[187] Edward A. Ross (The Changing Chinese (1911), p. 193) says native authorities admit that from one tenth to one twentieth of the girl infants are abandoned or made away with.
[188] “Female infanticide in some parts is openly confessed and divested of all disgrace and penalties everywhere” (Williams, The Middle Kingdom (1883), vol. i, p. 836). Jernigan, however, says, “When carried to the extreme there is a public sentiment in China which condemns it, and there are official proclamations against infanticide” (China in Law and Commerce (1905), p. 123).
[189] The primitive kinship group is a characteristic feature of Chinese society. “Thousands of Chinese villages comprise exclusively persons having the same surname and the same ancestors” (A. H. Smith, Chinese Characteristics (1894), p. 226). “I have seen a town of 25,000 people, all belonging to the same clan and bearing the same family name” (Martin, The Lore of Cathay (1901), p. 272).
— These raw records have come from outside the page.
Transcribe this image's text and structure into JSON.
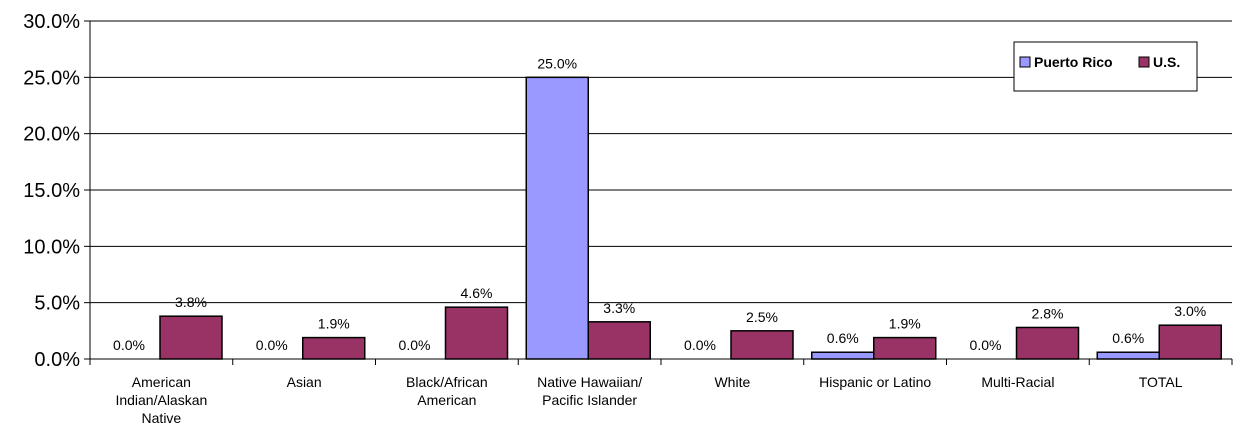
{
  "chart_data": {
    "type": "bar",
    "categories": [
      "American Indian/Alaskan Native",
      "Asian",
      "Black/African American",
      "Native Hawaiian/ Pacific Islander",
      "White",
      "Hispanic or Latino",
      "Multi-Racial",
      "TOTAL"
    ],
    "category_lines": [
      [
        "American",
        "Indian/Alaskan",
        "Native"
      ],
      [
        "Asian"
      ],
      [
        "Black/African",
        "American"
      ],
      [
        "Native Hawaiian/",
        "Pacific Islander"
      ],
      [
        "White"
      ],
      [
        "Hispanic or Latino"
      ],
      [
        "Multi-Racial"
      ],
      [
        "TOTAL"
      ]
    ],
    "series": [
      {
        "name": "Puerto Rico",
        "color": "#9999ff",
        "values": [
          0.0,
          0.0,
          0.0,
          25.0,
          0.0,
          0.6,
          0.0,
          0.6
        ],
        "labels": [
          "0.0%",
          "0.0%",
          "0.0%",
          "25.0%",
          "0.0%",
          "0.6%",
          "0.0%",
          "0.6%"
        ]
      },
      {
        "name": "U.S.",
        "color": "#993366",
        "values": [
          3.8,
          1.9,
          4.6,
          3.3,
          2.5,
          1.9,
          2.8,
          3.0
        ],
        "labels": [
          "3.8%",
          "1.9%",
          "4.6%",
          "3.3%",
          "2.5%",
          "1.9%",
          "2.8%",
          "3.0%"
        ]
      }
    ],
    "yticks": [
      0,
      5,
      10,
      15,
      20,
      25,
      30
    ],
    "ytick_labels": [
      "0.0%",
      "5.0%",
      "10.0%",
      "15.0%",
      "20.0%",
      "25.0%",
      "30.0%"
    ],
    "ylim": [
      0,
      30
    ],
    "grid": true,
    "legend": "top-right",
    "title": "",
    "xlabel": "",
    "ylabel": ""
  }
}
Along with this clan constitution of society goes the principle of collective responsibility. The group is to a great degree held responsible for the conduct of each of its members. In case of serious crime, as, for instance, treason, all the male adult members of the criminal’s family are punished along with the offender (Westermarck, The Origin and Development of the Moral Ideas (1906), vol. i, p. 45). Recently the punishment of relatives of the offender has been abolished in certain cases.
[190] The efforts of the Chinese government to put an end to the use of opium among its subjects—the anti-opium decree was issued in 1906—is the most noteworthy matter in the recent moral history of China. This movement is motived by moral feeling as truly as is the movement among ourselves for the suppression of the liquor traffic. It is, in the words of Professor Edward A. Ross, “the most extensive warfare on a vicious private habit that the world has ever known” (The Changing Chinese (1911), p. 146).
[191] “The Emperor is sacred and inviolable.”—Japanese Constitution, art. iii.
[192] The state in Japan occupies the place of the Church with us. “To look up to the state as a sacred institution has always been characteristic of the people, and from the great work of the recent reformation onward there has not been a single event of national consequence which has not originated in this peculiar turn of mind” (Count Okuma, Fifty Years of New Japan (1909), vol. ii, p. 559).
[193] Corresponding to the knights in European feudalism were the samurai, above them the daimios, and at the head of the system the Shogun.
[194] Japanese boys and men, Dr. William Elliot Griffis affirms, are “more tender and careful with all living creatures than are those of Christendom” (The Religions of Japan (1895), p. 294). Buddhism caused in large measure the disuse of flesh for food.
[195] This word means “the way of the warrior,” or “the rule of knighthood.”
[196] Nitobé, Bushido: the Soul of Japan, p. 98. The edition cited throughout this chapter is that of G. P. Putnam’s Sons, 1905. The Introduction is by William Elliot Griffis.